Actually, according to the ABS, raises in superannuation equilibriums (together with long term growth in house costs) were a driver of average home riches passing the $1 million mark in 2017– 18.
Superannuation balance by age.
What is average super balance of Australians at various ages and by gender:
Age Range | Men | Women |
25 to 34 | $41,700 | $33,200 |
35 to 44 | $100,300 | $69,300 |
45 to 54 | $196,400 | $129,100 |
55 to 64 | $332,700 | $245,100 |
65 to 74 | $446,600 | $378,600 |
75 and over | $366,200 | $270,300 |
What is the cost of retired life.
In 2018 the Association of Superannuation Funds of Australia (ASFA) determined that a comfy retired life for a bachelor requires a round figure at retired life of around $545,000. For a couple, the equal lump sum is $640,000.2.
Differences between males and females.
Ladies lag behind guys in superannuation for a mix of reasons.
ASFA’s Women’s Economic Security in Retirement report3 laid out these reasons as:.
- working patterns -gaps in working eg. maternity leave
- examine the sex pay space.
- check boosting casualisation of the workforce.
- check durability danger.
- examine architectural problems in the superannuation system.
- check adequacy of superannuation in general.
- check domestic violence.
- check useful issues with household regulation as well as superannuation splitting.
There are points you can take into consideration doing today to help reduce any gender void you might have.
Contributing to your super while you’re still functioning might additionally assist you pay much less earnings tax obligation, potentially placing extra in your pocket at tax time while boosting your retired life savings.
Making your cash strive.
While those who are more youthful have a benefit over those that are older, the message is clear. No matter what your age, or gender, it’s vital to make your super work hard for you.
You can utilize vital turning points in your life, such as beginning a work, marrying, having a child to review your super.
In your 20s, when you start your first task, do a budget plan, begin saving, and examine how much cash is entering into your super fund. Also learn what to try to find when selecting the ideal super fund for you.
If you’re in your 30s, have a look at all the ways you can grow your super, from income sacrifice to spouse payments and tax obligation offsets.
In your 40s, you may such as to see an economic adviser and also check whether you’re on track for a comfy retired life.

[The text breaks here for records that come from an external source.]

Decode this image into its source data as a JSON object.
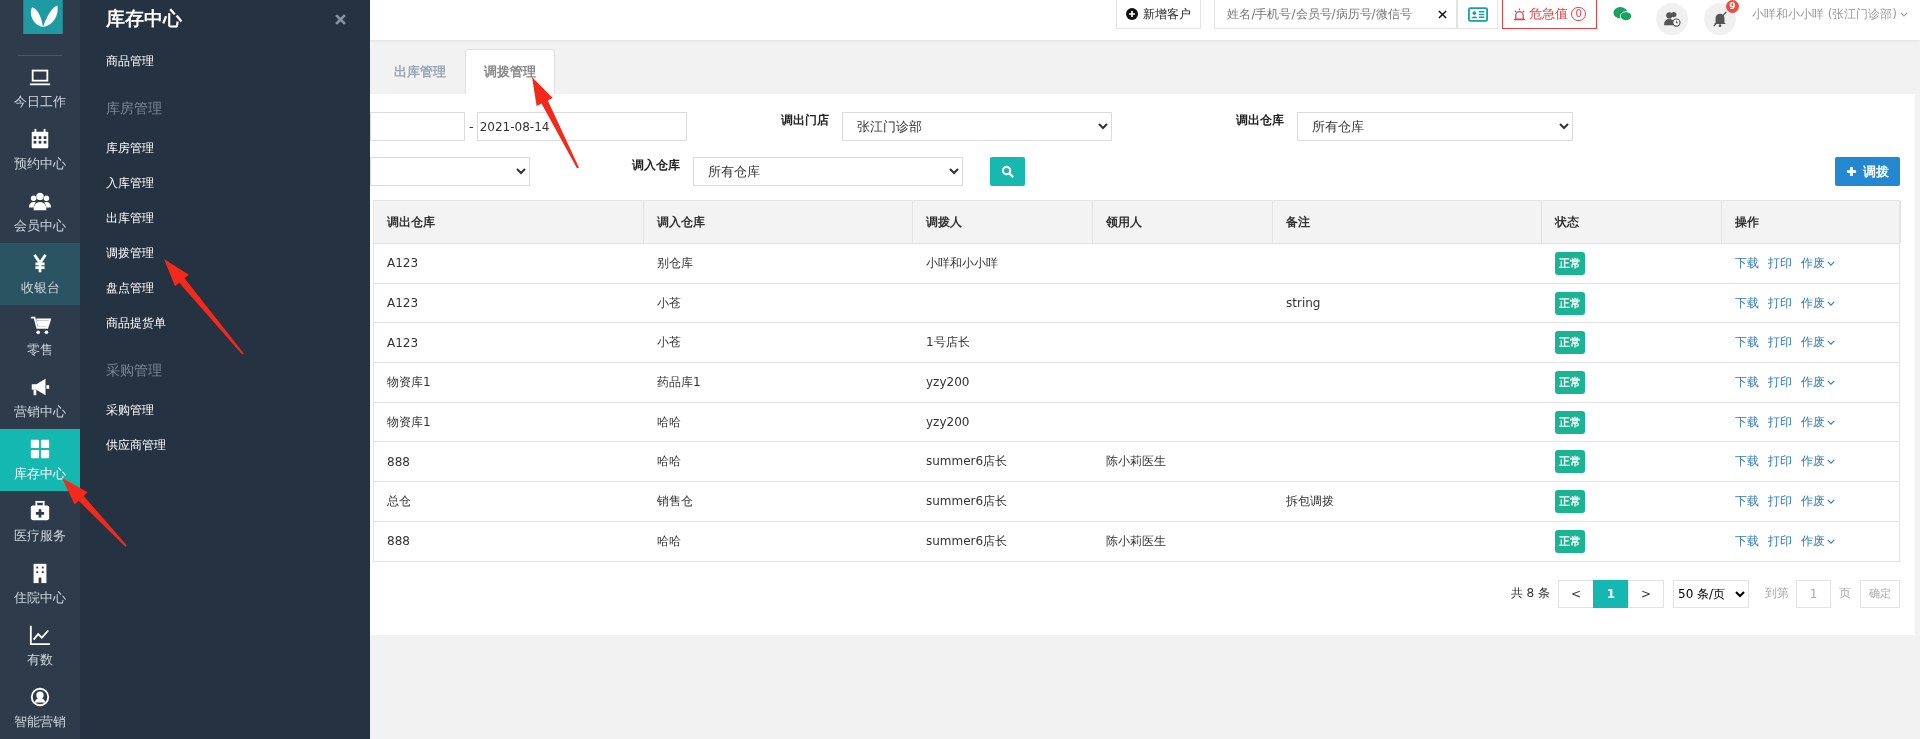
{
  "sidebar": {
    "items": [
      {
        "label": "今日工作",
        "selected": false,
        "hovered": false
      },
      {
        "label": "预约中心",
        "selected": false,
        "hovered": false
      },
      {
        "label": "会员中心",
        "selected": false,
        "hovered": false
      },
      {
        "label": "收银台",
        "selected": false,
        "hovered": true
      },
      {
        "label": "零售",
        "selected": false,
        "hovered": false
      },
      {
        "label": "营销中心",
        "selected": false,
        "hovered": false
      },
      {
        "label": "库存中心",
        "selected": true,
        "hovered": false
      },
      {
        "label": "医疗服务",
        "selected": false,
        "hovered": false
      },
      {
        "label": "住院中心",
        "selected": false,
        "hovered": false
      },
      {
        "label": "有数",
        "selected": false,
        "hovered": false
      },
      {
        "label": "智能营销",
        "selected": false,
        "hovered": false
      }
    ]
  },
  "flyout": {
    "title": "库存中心",
    "groups": [
      {
        "items": [
          "商品管理"
        ]
      },
      {
        "heading": "库房管理",
        "items": [
          "库房管理",
          "入库管理",
          "出库管理",
          "调拨管理",
          "盘点管理",
          "商品提货单"
        ]
      },
      {
        "heading": "采购管理",
        "items": [
          "采购管理",
          "供应商管理"
        ]
      }
    ]
  },
  "topbar": {
    "add_customer": "新增客户",
    "search": {
      "placeholder": "姓名/手机号/会员号/病历号/微信号"
    },
    "alert": {
      "label": "危急值",
      "count": "0"
    },
    "notification_badge": "9",
    "user": "小咩和小小咩 (张江门诊部)"
  },
  "tabs": [
    {
      "label": "出库管理",
      "selected": false
    },
    {
      "label": "调拨管理",
      "selected": true
    }
  ],
  "filters": {
    "date_separator": "-",
    "date_to": "2021-08-14",
    "fields": [
      {
        "label": "调出门店",
        "value": "张江门诊部"
      },
      {
        "label": "调出仓库",
        "value": "所有仓库"
      },
      {
        "label": "调入仓库",
        "value": "所有仓库"
      }
    ],
    "add_button": "调拨"
  },
  "table": {
    "columns": [
      "调出仓库",
      "调入仓库",
      "调拨人",
      "领用人",
      "备注",
      "状态",
      "操作"
    ],
    "rows": [
      {
        "from": "A123",
        "to": "别仓库",
        "transferor": "小咩和小小咩",
        "status": "正常",
        "actions": [
          {
            "label": "下载",
            "dropdown": false
          },
          {
            "label": "打印",
            "dropdown": false
          },
          {
            "label": "作废",
            "dropdown": true
          }
        ]
      },
      {
        "from": "A123",
        "to": "小苍",
        "note": "string",
        "status": "正常",
        "actions": [
          {
            "label": "下载",
            "dropdown": false
          },
          {
            "label": "打印",
            "dropdown": false
          },
          {
            "label": "作废",
            "dropdown": true
          }
        ]
      },
      {
        "from": "A123",
        "to": "小苍",
        "transferor": "1号店长",
        "status": "正常",
        "actions": [
          {
            "label": "下载",
            "dropdown": false
          },
          {
            "label": "打印",
            "dropdown": false
          },
          {
            "label": "作废",
            "dropdown": true
          }
        ]
      },
      {
        "from": "物资库1",
        "to": "药品库1",
        "transferor": "yzy200",
        "status": "正常",
        "actions": [
          {
            "label": "下载",
            "dropdown": false
          },
          {
            "label": "打印",
            "dropdown": false
          },
          {
            "label": "作废",
            "dropdown": true
          }
        ]
      },
      {
        "from": "物资库1",
        "to": "哈哈",
        "transferor": "yzy200",
        "status": "正常",
        "actions": [
          {
            "label": "下载",
            "dropdown": false
          },
          {
            "label": "打印",
            "dropdown": false
          },
          {
            "label": "作废",
            "dropdown": true
          }
        ]
      },
      {
        "from": "888",
        "to": "哈哈",
        "transferor": "summer6店长",
        "receiver": "陈小莉医生",
        "status": "正常",
        "actions": [
          {
            "label": "下载",
            "dropdown": false
          },
          {
            "label": "打印",
            "dropdown": false
          },
          {
            "label": "作废",
            "dropdown": true
          }
        ]
      },
      {
        "from": "总仓",
        "to": "销售仓",
        "transferor": "summer6店长",
        "note": "拆包调拨",
        "status": "正常",
        "actions": [
          {
            "label": "下载",
            "dropdown": false
          },
          {
            "label": "打印",
            "dropdown": false
          },
          {
            "label": "作废",
            "dropdown": true
          }
        ]
      },
      {
        "from": "888",
        "to": "哈哈",
        "transferor": "summer6店长",
        "receiver": "陈小莉医生",
        "status": "正常",
        "actions": [
          {
            "label": "下载",
            "dropdown": false
          },
          {
            "label": "打印",
            "dropdown": false
          },
          {
            "label": "作废",
            "dropdown": true
          }
        ]
      }
    ]
  },
  "pagination": {
    "total": "共 8 条",
    "prev": "<",
    "pages": [
      {
        "label": "1",
        "selected": true
      }
    ],
    "next": ">",
    "page_size": "50 条/页",
    "goto_label": "到第",
    "goto_value": "1",
    "page_unit": "页",
    "confirm": "确定"
  }
}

It can likewise be a good concept to examine your costs and also expenses and also see that your payments to your super fund are not being worn down by high fees.
If you’re in your 50s, coming closer to retired life, you may intend to learn about a shift to retired life technique, and also attend a participant seminar.
If you’re about to retire, find a checklist of things to do in the year leading up to your brand-new way of life. Also discover when you can access your super, as well as learn more about the best retirement super accounts.
If you are a senior citizen, bear in mind to take some basic actions to secure your super from fraudulence.